Look, I am the first person who will criticize my own government’s policy on animal welfare and sustainability. I've written an open letter to politicians, I have started a petition to release Lolita, the lonely captive orca at the Miami SeaQuarium, and I have written numerous times about human’s hubris and maltreatment of wildlife.

I think, what scares me the most is just the blatant disregard for wildlife in general. We think we are greatest species on the planet.

Instead, we are the most destructive, cruel, and murderous. We murder our own kind and we murder the gene pools of wildlife. We even murder billions upon billions of animals bred for human consumption every year.

We have tipped the scales in a most bizarre and sick manner. Livestock and animals bred for consumption make up some 700 million tons of biomass on Earth. Humans make up around 300 million tons. Innocent wildlife makes up only 100 million tons.

I think it is time for humans to reassess our priorities.

We are willing to allow hundreds of millions of humans to starve each year so that we can sickeningly feed hundreds of billions of animals living in horrific and confined conditions. And, we are willing to allow all the naturally evolved and unique species on the planet to go extinct at our behest, because of some notion that we have "traditions" or because we want to see how "strong of a species" we really are.

It is beyond disgusting to me to think that we are actually eliminating hundreds of millions of species on this planet so that we can raise only 10 or so different domesticated species which people want to eat. Sadly, humans are turning Earth into a cleansed and homogeneous planet.

For hundreds of millions of years dolphins and whales, elephants and rhinoceros, and many other wildlife evolved to fit within their specific niche. Today, we have significantly reduced their numbers, and we have replaced them in a geometric fashion, with only a handful of domesticated species, whose genetic profile we have manipulated to fit our worldview, to fit our needs.

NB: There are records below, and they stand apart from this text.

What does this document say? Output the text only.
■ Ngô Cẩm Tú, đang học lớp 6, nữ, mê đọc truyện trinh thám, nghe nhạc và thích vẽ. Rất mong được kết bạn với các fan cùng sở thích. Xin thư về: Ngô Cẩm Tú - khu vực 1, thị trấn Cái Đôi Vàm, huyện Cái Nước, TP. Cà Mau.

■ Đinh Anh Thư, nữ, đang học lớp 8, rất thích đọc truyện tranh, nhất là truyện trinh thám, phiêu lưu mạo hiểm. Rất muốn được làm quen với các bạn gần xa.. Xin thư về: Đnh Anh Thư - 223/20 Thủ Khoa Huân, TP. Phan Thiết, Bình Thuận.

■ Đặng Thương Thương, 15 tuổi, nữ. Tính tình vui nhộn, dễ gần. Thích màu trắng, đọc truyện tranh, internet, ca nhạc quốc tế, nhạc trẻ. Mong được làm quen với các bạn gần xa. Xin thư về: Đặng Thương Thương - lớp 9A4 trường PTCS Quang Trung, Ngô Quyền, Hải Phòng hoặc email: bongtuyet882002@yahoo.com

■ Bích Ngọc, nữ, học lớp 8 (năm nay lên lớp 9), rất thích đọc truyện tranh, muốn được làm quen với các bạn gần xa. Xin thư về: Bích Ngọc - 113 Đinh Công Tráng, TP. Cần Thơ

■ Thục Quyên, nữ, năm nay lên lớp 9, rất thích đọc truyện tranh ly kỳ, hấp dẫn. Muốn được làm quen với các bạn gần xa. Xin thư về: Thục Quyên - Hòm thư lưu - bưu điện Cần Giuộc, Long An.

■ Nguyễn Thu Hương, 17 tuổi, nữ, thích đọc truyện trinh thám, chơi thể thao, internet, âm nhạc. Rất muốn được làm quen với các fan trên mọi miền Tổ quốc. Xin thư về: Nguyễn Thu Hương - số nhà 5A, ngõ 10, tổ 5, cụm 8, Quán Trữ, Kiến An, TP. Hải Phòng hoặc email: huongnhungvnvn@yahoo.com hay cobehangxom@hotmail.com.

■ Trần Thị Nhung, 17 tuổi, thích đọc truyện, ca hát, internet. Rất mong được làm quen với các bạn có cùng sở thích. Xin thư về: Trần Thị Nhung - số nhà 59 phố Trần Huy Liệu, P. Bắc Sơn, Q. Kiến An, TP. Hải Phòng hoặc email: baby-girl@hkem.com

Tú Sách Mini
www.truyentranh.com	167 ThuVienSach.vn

I don't care if some environment minister, or whomever the fisheries manager is claims that dolphin and whale hunting is sustainable. When looking at the synergy of life and the specific ways in which ocean environments functional healthfully, there is no such thing as sustainable removal of fish, of whales, or dolphins.

Humans, not all, have become adept at manipulating our world. We have stolen the good and replaced it with detritus. We have changed the biosphere, we have altered the genetic distribution of species, and we have committed genocide on a mass level. And it continues to happen.

Even my three-year-old son understands that this is not the way things are supposed to be.

And when I wrote my last article about the Faroe Islands, I received several comments back from Faroese residents and citizens, attempting to persuade me that their hunts were sustainable and that they need these dolphins and whales for survival reasons.

However, every single one of those points is refutable. Just take a look at this website!

The Faroe Islands are wealthy. Yes, they are an island, but they are not alone. They import food, including animal proteins raised purposefully for human consumption. And while, I absolutely (also) don't agree with the animal-agriculture industry (I don’t eat animals), THIS is the murder of a UNIQUE AND FINITE species, Which does not receive any assistance whatsoever from humans. There is no such thing as sustainable whale or dolphin hunting.

My heart and my sadness go out to the lives lost in yesterday's “grind.” The 219 lives that were stolen, the genetic material that will be forever lost. The countless unaccounted-for individuals.

To add insult to injury, as I write this, today, in Taiji, Japan, a family of pilot whales has just been corralled into the cove. Whose fate will likely be death.

Taiji and Faroe Islands...woven from the same cloth.

When will humans stop treating everything on this planet as a commodity and instead just be grateful that we to have a home? Why is it that humans can't seem to live in harmony with the rest of the natural world?